Conditional expectation involving exponentiated square norm and independent Gaussian r.v.

Question

Given a $d$-dimensional standard Gaussian variable $\varepsilon$, a variable $X$ independent of $\varepsilon$ and a continuous function $F : \mathbb{R}^d \to \mathbb{R}^d$ , I am trying to compute $$\mathbb{E}[ \mathrm{exp} \, (\langle F(X), \epsilon \rangle + \tfrac{1}{4} \Vert \varepsilon \Vert^2) | X]$$

which "amounts" to computing

$$\mathbb{E}[ \mathrm{exp} \,(\Vert F(X) + \tfrac{1}{2} \varepsilon \Vert^2) | X]$$ as the first term if we develop the square is $X$-measurable.
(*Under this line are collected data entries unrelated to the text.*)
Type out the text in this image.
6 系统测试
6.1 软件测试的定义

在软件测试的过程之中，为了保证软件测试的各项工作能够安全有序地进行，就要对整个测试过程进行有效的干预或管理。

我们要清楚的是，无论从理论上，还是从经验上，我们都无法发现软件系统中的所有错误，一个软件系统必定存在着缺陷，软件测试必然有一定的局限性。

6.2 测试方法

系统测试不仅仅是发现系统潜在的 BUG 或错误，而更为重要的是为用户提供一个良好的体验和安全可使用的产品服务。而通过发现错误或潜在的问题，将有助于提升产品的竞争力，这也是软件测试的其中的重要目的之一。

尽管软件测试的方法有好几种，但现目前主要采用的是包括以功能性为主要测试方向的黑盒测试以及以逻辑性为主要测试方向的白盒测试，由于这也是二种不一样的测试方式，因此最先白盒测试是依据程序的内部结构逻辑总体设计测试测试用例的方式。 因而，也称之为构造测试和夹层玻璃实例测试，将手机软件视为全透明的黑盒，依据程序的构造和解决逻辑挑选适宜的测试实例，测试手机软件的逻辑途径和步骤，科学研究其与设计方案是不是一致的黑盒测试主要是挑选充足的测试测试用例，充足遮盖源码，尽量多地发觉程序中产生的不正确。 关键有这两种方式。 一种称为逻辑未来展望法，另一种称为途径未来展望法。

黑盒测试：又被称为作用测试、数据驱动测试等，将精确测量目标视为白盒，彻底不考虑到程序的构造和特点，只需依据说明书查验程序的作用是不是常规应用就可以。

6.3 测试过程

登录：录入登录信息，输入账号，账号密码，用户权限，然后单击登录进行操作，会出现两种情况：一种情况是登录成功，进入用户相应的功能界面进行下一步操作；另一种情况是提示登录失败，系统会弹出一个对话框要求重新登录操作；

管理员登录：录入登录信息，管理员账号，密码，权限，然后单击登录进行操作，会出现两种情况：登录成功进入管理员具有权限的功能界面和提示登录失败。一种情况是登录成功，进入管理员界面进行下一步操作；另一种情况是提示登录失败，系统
But I don't really know where to go further, as the exponetial prevents me from splitting the sum of the scalar product.

Edit: After discussion, it is related to the MGF of a non central chi-square distribution: for a fixed $x$, $N = \Vert 2 F(x) + \varepsilon \Vert^2$ follows a chi-square distribution with $d$ degrees of freedom and $\lambda = 4 \Vert F(x) \Vert^2 $. It remains to apply the formula for the MGF of a non central chi-square, with $t = 1/4$: $$\mathbb{E}[e^{t N}] = \frac{e^{\lambda /2}}{2^{d/2}}$$

Answer 1

First we can use the formula $$ \mathbb E\left[h\left(X,Y\right)\mid X\right]=g(X) $$ where $X$ is a vector independent of $Y$ and $g(x)=\mathbb E\left[h\left(x,Y\right)\right]$. The wanted conditional expectation is thus $g(X)$, where $$ g(x)=\mathbb E\left[\exp\left(\sum_{k=1}^d\left(F_k(x)\varepsilon_k+\frac 14\varepsilon_k^2\right)\right)\right]. $$ Using independence of the sequence $\left(\varepsilon_k\right)$ gives $$ g(x)=\prod_{k=1}^d\mathbb E\left[\exp\left( F_k(x)N+\frac 14N^2 \right)\right], $$ where $N$ has a standard normal distribution. Rewriting the later expectation as an integral and reducing the square leads to a nice formula for $g$.